Con nota del dicembre 2023, la Prefettura di Agrigento preannunciava l’adozione di una informativa interdittiva a carico di una società di Palma di Montechiaro, operante nel settore della produzione di ghiaccio alimentare.
Secondo la Prefettura il pericolo di infiltrazione mafiosa dell’impresa veniva motivato sulla base della circostanza che il padre dell’Amministratore unico della Società fosse stato condannato, con sentenza irrevocabile, a due anni di reclusione per il reato di sfruttamento del lavoro ex art. 603 bis del c.p.
In sede procedimentale la società chiariva che a carico del padre dell’amministratore della società sussisteva esclusivamente un sentenza di patteggiamento, evidenziando che secondo il recente orientamento del Consiglio di Giustizia Amministrativa la “sentenza di patteggiamento” fosse priva di effetti extrapenali ai sensi dell’art. 445 comma 1 bis del c.p.p costituendo, dunque, un elemento del tutto inidoneo a sostenere il giudizio di condizionamento mafioso.
Nondimeno, la Prefettura di Agrigento adottava ugualmente il provvedimento interdittivo, giustificando l’irrogazione della misura sulla base di circostanze del tutto diverse rispetto a quelle indicate nella comunicazione di avvio del procedimento.
In particolar modo, la Prefettura di Agrigento motivava il provvedimento in ragione di presunte “frequentazioni” dell’amministratore della società con soggetti ritenuti vicini ad ambienti criminali.
A questo punto l’amministratore della società con il patrocinio degli Avvocati Girolamo Rubino e Rosario De Marco Capizzi ha impugnato l’informativa interdittiva davanti al T.A.R. Palermo, chiedendone l’annullamento – previa sospensione dell’efficacia -.

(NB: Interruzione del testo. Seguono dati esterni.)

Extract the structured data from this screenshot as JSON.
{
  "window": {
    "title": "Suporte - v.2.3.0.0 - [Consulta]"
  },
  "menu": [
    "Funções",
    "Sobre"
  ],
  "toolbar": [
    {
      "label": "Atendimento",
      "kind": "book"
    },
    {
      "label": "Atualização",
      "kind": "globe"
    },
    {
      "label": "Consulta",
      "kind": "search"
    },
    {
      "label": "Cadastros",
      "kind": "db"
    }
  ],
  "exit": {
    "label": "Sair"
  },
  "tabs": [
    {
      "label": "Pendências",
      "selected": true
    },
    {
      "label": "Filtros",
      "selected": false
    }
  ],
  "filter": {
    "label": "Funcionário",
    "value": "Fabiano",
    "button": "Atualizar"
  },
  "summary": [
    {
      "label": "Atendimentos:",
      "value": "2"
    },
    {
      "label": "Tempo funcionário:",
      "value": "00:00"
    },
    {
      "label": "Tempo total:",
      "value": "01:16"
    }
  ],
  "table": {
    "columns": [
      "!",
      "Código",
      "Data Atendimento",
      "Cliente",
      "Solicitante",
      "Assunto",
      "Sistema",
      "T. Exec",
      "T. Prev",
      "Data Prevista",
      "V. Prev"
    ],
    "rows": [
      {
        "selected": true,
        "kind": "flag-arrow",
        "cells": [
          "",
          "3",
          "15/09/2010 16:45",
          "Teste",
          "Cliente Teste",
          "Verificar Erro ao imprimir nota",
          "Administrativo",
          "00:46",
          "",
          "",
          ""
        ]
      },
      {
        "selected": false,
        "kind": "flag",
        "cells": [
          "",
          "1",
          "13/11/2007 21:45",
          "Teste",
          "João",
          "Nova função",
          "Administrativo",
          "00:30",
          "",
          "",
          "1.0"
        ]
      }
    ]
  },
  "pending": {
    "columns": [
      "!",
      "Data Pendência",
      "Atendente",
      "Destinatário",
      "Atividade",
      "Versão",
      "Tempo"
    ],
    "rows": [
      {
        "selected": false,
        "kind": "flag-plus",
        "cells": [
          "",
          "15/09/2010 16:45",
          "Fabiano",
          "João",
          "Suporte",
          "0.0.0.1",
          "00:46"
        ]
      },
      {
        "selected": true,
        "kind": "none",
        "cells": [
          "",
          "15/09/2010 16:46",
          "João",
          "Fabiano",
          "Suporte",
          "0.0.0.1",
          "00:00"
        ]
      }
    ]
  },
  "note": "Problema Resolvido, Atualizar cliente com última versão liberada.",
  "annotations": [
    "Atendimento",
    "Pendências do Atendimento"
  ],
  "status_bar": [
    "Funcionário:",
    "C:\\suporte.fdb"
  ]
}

In particolar modo, i legali hanno evidenziato che l’informativa impugnata fosse irrispettosa dell’art. 92 comma 2 bis del D.lgs 159/2011 secondo cui l’Amministrazione Prefettizia – in sede di instaurazione del contradditorio procedimentale – deve enunciare compiutamente gli elementi che ritiene sintomatici del pericolo di infiltrazione mafiosa.
In relazione a tale aspetto, gli Avv.ti Rubino e De Marco Capizzi hanno dunque sottolineato che la Prefettura, in sede di avvio del procedimento, avesse indicato un solo elemento (peraltro irrilevante) e non già l’intero quadro indiziario a sostegno dell’interdittiva, non consentendo dunque un reale contraddittorio.
Inoltre, i difensori. hanno rilevato che gli elementi acquisiti dalla Prefettura risultassero, in ogni caso, insufficienti a dimostrare qualsivoglia ipotetico pericolo di infiltrazione mafiosa della Società.
Il T.A.R. Palermo, in totale adesione alle tesi difensive degli Avv.ti Girolamo Rubino e Rosario De Marco Capizzi, ha ravvisato la violazione delle disposizioni di legge che disciplinano il contraddittorio procedimentale disponendo, già nella c.d. fase cautelare, l’annullamento della misura interdittiva.